Problem #10: We now use boosting to predict Salary in the Hitters data set.

(a) Remove the observations for whom the salary information is unknown, and then log-transform the salaries.

(b) Create a training set consisting of the first 200 observations, and a test set consisting of the remaining observations.

(c) Perform boosting on the training set with 1,000 trees for a range of values of the shrinkage parameter λ. Produce a plot with different shrinkage values on the x-axis and the corresponding training set MSE on the y-axis.

(d) Produce a plot with different shrinkage values on the x-axis and the corresponding test set MSE on the y-axis.

(e) Compare the test MSE of boosting to the test MSE that results from applying two of the regression approaches seen in Chapters 3 and 6.

(f) Which variables appear to be the most important predictors in the boosted model?

(g) Now apply bagging to the training set. What is the test set MSE for this approach?

Problem 11.4

Galit's Book p. 294

Direct Mailing to Airline Customers. East-West Airlines has entered into a partnership with the wireless phone company Telcon to sell the latter’s service via direct mail. The file EastWestAirlinesNN.csv Download EastWestAirlinesNN.csv contains a subset of a data sample of who has already received a test offer. About 13% accepted.

You are asked to develop a model to classify East-West customers as to whether they purchase a wireless phone service contract (outcome variable Phone_Sale). This model will be used to classify additional customers.

1. Run a neural net model on these data, using a single hidden layer with 5 nodes. Remember to first convert categorical variables into dummies and scale numerical predictor variables to a 0-1 (use function preprocess() with method=“range” - see Chapter 7). Generate a deciles-wise lift chart for the training and validation sets. Interpret the meaning (in business terms) of the leftmost bar of the validation decile- wise lift chart.

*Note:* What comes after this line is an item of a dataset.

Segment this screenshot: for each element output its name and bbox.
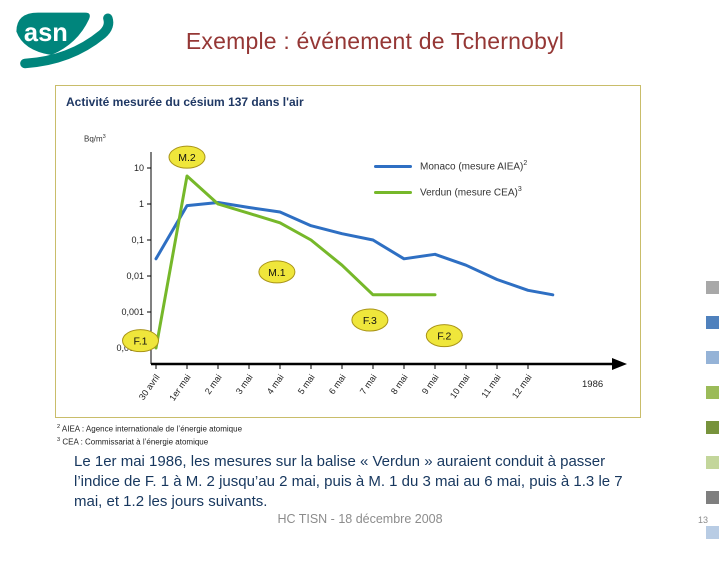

2. Comment on the difference between the training and validation lift charts.

3. Run a second neural net model on the data, this time setting the number of hidden nodes to 1. Comment now on the difference between this model and the model you ran earlier, and how overfitting might have affected results.

4. What sort of information, if any, is provided about the effects of the various variables?

Exercise 10.7: Problem 9

ISLR p.417

9. Consider the USArrests data. We will now perform hierarchical clustering on the states.

(a) Using hierarchical clustering with complete linkage and Euclidean distance, cluster the states.

(b) Cut the dendrogram at a height that results in three distinct clusters. Which states belong to which clusters?

(c) Hierarchically cluster the states using complete linkage and Euclidean distance, after scaling the variables to have standard deviation one.

(d) What effect does scaling the variables have on the hierarchical clustering obtained? In your opinion, should the variables be scaled before the inter-observation dissimilarities are computed? Provide a justification for your answer.